Он вдруг выпустил доску и принялся натирать пуговицы на мундире — поникший, сломленный человек, — и я подумал, что все это напоминает беспомощный любительский спектакль: наше путешествие в товарном вагоне, молитва, и эта простодушная уловка с потайной дверью, и обещание, что кто-то когда-то за нами придет и поведет нас дальше.
— Не лучше ли нам уйти в лес? — сказал я.
Он покачал головой.
— Тогда по крайней мере, если нас схватят, только мы и поплатимся за все, — продолжал я, не замечая, как напыщенно это звучит.

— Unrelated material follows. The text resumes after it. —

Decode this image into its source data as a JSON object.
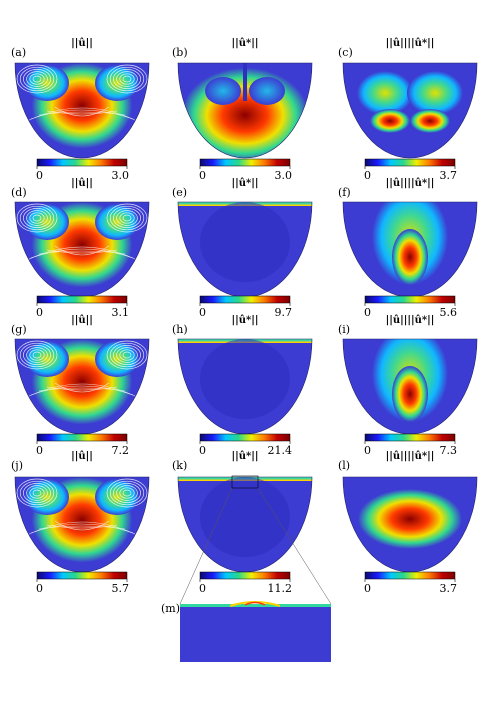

Он слегка придвинулся к нам, но глядел мимо нас, на доски, лежавшие у его ног.
— Восточная часть леса кишмя кишит немцами, — тихо, с обидой проговорил он, — они выслали на розыск новые патрули после случая у пожарной каланчи. Ведь они уже… — Он смолк, и я почувствовал, как рука Герды стиснула мое запястье, будто клешня.
— Что уже? — резко спросила она.
— Они уже нашли трупы.
— А что с Мартином?
— Мартин ушел от них. Его им нипочем не схватить, по крайней мере в наших лесах.
— Мы останемся здесь, — сказала Герда с глубоким вздохом. — Хорошо, что мы можем остаться здесь.
— Слева в каморке стоит кастрюля с мясом, — сказал Вебьернсен; казалось, он был рад и благодарен нам за то, что мы решили остаться. — Наверно, теперь мясо уже остыло, но я отнес его туда перед вашим приходом, чтобы все было у вас под рукой.
Мы забрались в каморку, и, пока мы там располагались, Вебьернсен ставил доски на место и снаружи прибивал к ним планку. Наружная стенка под стрехой рассохлась, и в каморку, рассекая мрак, проникал скупой свет. Я видел, что Герда посерела от утомления — на лице у нее были грязные полосы от слез, — и сама она, видно, тоже это почувствовала, потому что отползла в сторону и спряталась в темном углу. Только теперь она сняла фуражку, волосы свободно рассыпались по ее плечам, и каморка словно осветилась вспышкой пламени.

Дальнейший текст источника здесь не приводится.